Daubney remarks that a boycott of gay or Jewish or black authors would start riots. That is true. But it seems to me that– judging from the fact that not a single black author made the 2013 bestseller list– we are already doing a national boycott of black authors. It seems a bit in poor taste to further encourage it. It matters less if the marginalized group is already overrepresented: a similar challenge to, say, not watch any musicals written by a gay or Jewish person seems fun and inoffensive.

Interestingly, both of the essayists critiquing Bradford included passages about their own taste in literature. Daubney writes:

If Ms Tempest et al want to buy books by transgender authors, let them crack on, as long as they’re aware that many of the rest of us don’t share their tastes.

Gee. Thanks.

I am somewhat puzzled about what Mr. Daubney’s objection to transgender writers is (uncharitably: “sometimes they portray trans characters as people and that makes me sad and uncomfortable, where are my man in a dress jokes? How can I live without my man in a dress jokes?”). But given that he has publicly stated his distaste for trans writers, he surely can’t object to Bradford publicly stating her distaste for white male authors. And as for the challenge… she didn’t say anyone was a horrible white supremacist misogynist for not taking the challenge. She didn’t say anything negative about people’s reading choices at all. She simply suggested that reading fewer white men is an option that might enrich your life and that you should try it out for a year– as Mr. Daubney appears to be implying not reading transgender authors is. Perhaps Mr. Daubney is offended on behalf of readers that they cannot figure out how to boycott white men on their own? That seems a bit silly.

In Dreher’s article, he positively quotes a reader who, among other points, comments negatively about books by “a polyamorous 2-spirit non-racially-identifying author.” As if not reading books by white men limits you to reading books by Tumblr denizens! You can pick up Chinese classics like Journey to the West or Story of the Stone, Japanese classics like Tale of Genji, or Indian classics like the Ramayana.
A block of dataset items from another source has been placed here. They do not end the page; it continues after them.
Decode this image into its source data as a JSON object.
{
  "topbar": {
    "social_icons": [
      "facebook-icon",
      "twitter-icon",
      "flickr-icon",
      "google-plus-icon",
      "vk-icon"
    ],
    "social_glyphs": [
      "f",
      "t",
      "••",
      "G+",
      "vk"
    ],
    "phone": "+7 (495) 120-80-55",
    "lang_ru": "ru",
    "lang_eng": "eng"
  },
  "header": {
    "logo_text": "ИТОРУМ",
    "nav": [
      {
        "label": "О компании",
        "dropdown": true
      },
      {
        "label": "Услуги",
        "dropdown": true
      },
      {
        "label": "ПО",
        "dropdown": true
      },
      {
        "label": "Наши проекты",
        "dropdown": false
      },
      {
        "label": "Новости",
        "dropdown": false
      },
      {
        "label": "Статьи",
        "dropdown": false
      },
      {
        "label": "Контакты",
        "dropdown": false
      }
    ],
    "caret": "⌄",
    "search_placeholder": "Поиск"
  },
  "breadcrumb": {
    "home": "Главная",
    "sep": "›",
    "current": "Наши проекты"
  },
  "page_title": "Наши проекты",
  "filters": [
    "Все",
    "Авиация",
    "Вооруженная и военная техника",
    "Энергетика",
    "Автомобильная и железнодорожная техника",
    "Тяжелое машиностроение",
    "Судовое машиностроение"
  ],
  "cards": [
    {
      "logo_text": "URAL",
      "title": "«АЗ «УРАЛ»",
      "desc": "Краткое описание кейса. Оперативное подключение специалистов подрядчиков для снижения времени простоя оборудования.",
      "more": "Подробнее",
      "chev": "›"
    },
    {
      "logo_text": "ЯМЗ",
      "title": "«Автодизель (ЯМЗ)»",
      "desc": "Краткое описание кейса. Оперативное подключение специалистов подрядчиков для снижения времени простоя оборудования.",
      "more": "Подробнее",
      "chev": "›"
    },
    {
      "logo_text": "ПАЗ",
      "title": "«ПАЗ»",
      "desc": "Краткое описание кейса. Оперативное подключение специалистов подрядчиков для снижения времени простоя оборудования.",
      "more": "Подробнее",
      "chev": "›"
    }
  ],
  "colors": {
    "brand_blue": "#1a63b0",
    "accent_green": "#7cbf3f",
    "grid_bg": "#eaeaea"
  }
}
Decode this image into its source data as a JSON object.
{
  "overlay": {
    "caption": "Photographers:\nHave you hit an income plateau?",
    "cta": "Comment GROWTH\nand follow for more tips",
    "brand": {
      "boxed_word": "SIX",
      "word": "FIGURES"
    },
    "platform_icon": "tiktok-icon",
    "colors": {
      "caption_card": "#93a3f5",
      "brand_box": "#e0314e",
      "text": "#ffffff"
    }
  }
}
You can read science fiction by authors like Octavia Butler, Ursula K Le Guin, or Ted Chiang. You can read literally any mangaka. If you add the “LGBT” category, you get to appreciate older authors such as Plato or Catullus and newer writers like Oscar Wilde, Tennessee Williams, or Walt Whitman.

There are female authors and authors of color for every literary taste!

But, really, every test requires a control group. So really we should do two challenges: three months of reading only white male authors; three months of reading only authors that are not white men. If the latter is easier (which it should be, given that white men are a minority of the English-speaking population), then you clearly have no problems and can wear your My Reading Choices Are Neither Racist Nor Sexist badge with pride. On the other hand, if the former is easier, then maybe you are part of the problem with underrepresentation of women and people of color.